It is the typical nature of markets and investment values to show modifications and changes daily. Sometimes, the dynamicity can be on an hourly basis too. Investors, by now, have understood the fact that these rapid changes and alterations are normal. Investors have experienced much turmoil by now. They have become confident that even after the bleakest of situations, things do change for the better. There always comes a time when the market situation recovers. This expectation is normal, and it turns true.
But the reason for the market crisis varies every time. Each time we face a new obstruction. The COVID-19 crisis is a relatively new phenomenon that is affecting the market nowadays. This time markets have crashed because of an external cause. If we talk about investment in Equities, there has always been a struggle between the growth opportunities and a plethora of risk factors. Hence, variability is typical to equity investment. It is the difference between periods of sharp falls and steep growth. Thus, when investors invest in Equity, we embrace volatility. Equity can offer us humongous returns only when there is a premium in return for the risk we take.

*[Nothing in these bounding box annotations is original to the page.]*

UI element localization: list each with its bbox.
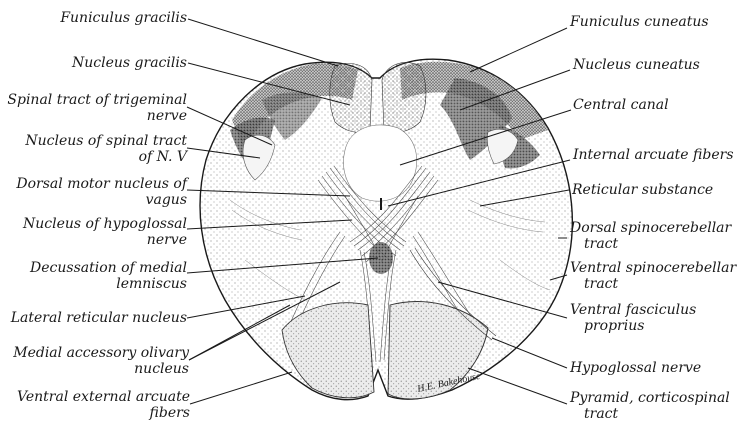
- label-nucleus-gracilis-text: Nucleus gracilis: [72, 55, 187, 71]
- label-dorsal-spinocerebellar: Dorsal spinocerebellar tract: [570, 220, 742, 252]
- label-hypoglossal-nerve: Hypoglossal nerve: [570, 360, 742, 376]
- label-nucleus-cuneatus: Nucleus cuneatus: [573, 57, 743, 73]
- label-nucleus-hypoglossal-line2: nerve: [2, 232, 187, 248]
- label-hypoglossal-nerve-text: Hypoglossal nerve: [570, 360, 701, 376]
- label-ventral-external-line1: Ventral external arcuate: [2, 389, 190, 405]
- label-dorsal-motor-nucleus-line1: Dorsal motor nucleus of: [2, 176, 187, 192]
- label-nucleus-spinal-tract-line2: of N. V: [2, 149, 187, 165]
- label-dorsal-motor-nucleus-line2: vagus: [2, 192, 187, 208]
- label-nucleus-spinal-tract: Nucleus of spinal tract of N. V: [2, 133, 187, 165]
- label-funiculus-cuneatus: Funiculus cuneatus: [570, 14, 744, 30]
- label-lateral-reticular: Lateral reticular nucleus: [2, 310, 187, 326]
- label-ventral-fasciculus-line1: Ventral fasciculus: [570, 302, 742, 318]
- label-ventral-spinocerebellar-line1: Ventral spinocerebellar: [570, 260, 744, 276]
- label-medial-accessory-line2: nucleus: [2, 361, 189, 377]
- label-reticular-substance-text: Reticular substance: [572, 182, 713, 198]
- label-ventral-spinocerebellar-line2: tract: [570, 276, 744, 292]
- label-funiculus-cuneatus-text: Funiculus cuneatus: [570, 14, 709, 30]
- label-ventral-external-line2: fibers: [2, 405, 190, 421]
- label-funiculus-gracilis-text: Funiculus gracilis: [60, 10, 187, 26]
- label-nucleus-hypoglossal-line1: Nucleus of hypoglossal: [2, 216, 187, 232]
- label-nucleus-gracilis: Nucleus gracilis: [40, 55, 187, 71]
- funiculus-gracilis-region: [330, 63, 372, 132]
- label-spinal-tract-trigeminal: Spinal tract of trigeminal nerve: [2, 92, 187, 124]
- label-ventral-external-arcuate: Ventral external arcuate fibers: [2, 389, 190, 421]
- label-decussation-line1: Decussation of medial: [2, 260, 187, 276]
- label-reticular-substance: Reticular substance: [572, 182, 742, 198]
- label-central-canal: Central canal: [573, 97, 743, 113]
- label-ventral-spinocerebellar: Ventral spinocerebellar tract: [570, 260, 744, 292]
- label-pyramid: Pyramid, corticospinal tract: [570, 390, 744, 422]
- label-decussation-line2: lemniscus: [2, 276, 187, 292]
- label-ventral-fasciculus-line2: proprius: [570, 318, 742, 334]
- label-nucleus-cuneatus-text: Nucleus cuneatus: [573, 57, 700, 73]
- label-internal-arcuate: Internal arcuate fibers: [573, 147, 743, 163]
- label-ventral-fasciculus: Ventral fasciculus proprius: [570, 302, 742, 334]
- label-funiculus-gracilis: Funiculus gracilis: [40, 10, 187, 26]
- label-spinal-tract-trigeminal-line1: Spinal tract of trigeminal: [2, 92, 187, 108]
- label-lateral-reticular-text: Lateral reticular nucleus: [11, 310, 187, 326]
- funiculus-gracilis-region-right: [382, 62, 426, 132]
- label-pyramid-line2: tract: [570, 406, 744, 422]
- label-nucleus-hypoglossal: Nucleus of hypoglossal nerve: [2, 216, 187, 248]
- pyramid-left: [282, 303, 374, 398]
- label-pyramid-line1: Pyramid, corticospinal: [570, 390, 744, 406]
- label-medial-accessory-olivary: Medial accessory olivary nucleus: [2, 345, 189, 377]
- label-decussation: Decussation of medial lemniscus: [2, 260, 187, 292]
- label-dorsal-motor-nucleus: Dorsal motor nucleus of vagus: [2, 176, 187, 208]
- label-dorsal-spinocerebellar-line1: Dorsal spinocerebellar: [570, 220, 742, 236]
- label-medial-accessory-line1: Medial accessory olivary: [2, 345, 189, 361]
- label-central-canal-text: Central canal: [573, 97, 669, 113]
- label-internal-arcuate-text: Internal arcuate fibers: [573, 147, 734, 163]
- label-nucleus-spinal-tract-line1: Nucleus of spinal tract: [2, 133, 187, 149]
- label-dorsal-spinocerebellar-line2: tract: [570, 236, 742, 252]
- label-spinal-tract-trigeminal-line2: nerve: [2, 108, 187, 124]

Investors often commit a grave mistake as they tend to believe that market risks can be associated with business, financial, or economic aspects across the globe. But the recent COVID-19 crisis is different. It has not arisen from these domains. It is an external cause altogether. In the years 2001 and 2008, markets bounced back quite easily. But 2020 is not going to be easy for market situations and investors. COVID-19 is creating havoc in all possible ways, and there's no hope of getting out of this situation any time soon.
It is impossible to predict the future. No one is sure as to what will happen in the future and for how long markets will bear the grunt of COVID-19. The virus is slowly engulfing the entire globe. Till now, we have witnessed the crashing of markets in a few countries. We have no idea where and when this destruction will stop. The consequences of the disease, as well as the impact of the shutdowns, is gradually coming up in front of the world. We are clueless regarding the aftermath of the rampant disease. You can imagine that the mighty Google has asked its 100,000 employees to work from home in the North American region. All employees will be carrying back their laptops to their home. Only a limited number of staff have to come to the office for specific tasks. But they too need to equip themselves with proper precautionary gear. All the tech companies are expected to follow the footsteps of Google super soon.
From when can these employees bounce back to their normal work life? No one knows. Can work from home be a trend? Perhaps yes. This forces us to think about the huge demand for office space and many more amenities. This will be too early to arrive at any conclusion. But the world is certainly shifting towards a mighty change. Now whether this change will be permanent or temporary, only time will tell.
We bring investors and savers, need to acknowledge the fact that this time the crisis is real and uncertain. We are coming across lots of predictions every day. Some are positive, while others are incredibly pessimistic. It depends upon us which side to take. But taking sides will be wrong. The truth is that no one, I repeat, no one knows the actual truth. Being realistic is the best thing that we can do.
We should not panic if possible. In this time of a grave crisis, all we need to remember is that despite this uncontrolled disease, people all across the globe are striving to live and make it every day. Although the lifestyle and other things are changing and getting modified, still economic activities are not going to stop. Also, bad times are always the best to reveal some good as well as bad in our lives. We will understand which investments are doing better and which investments are failing utterly. We will focus more on adhering strictly to the basics and making quality investments.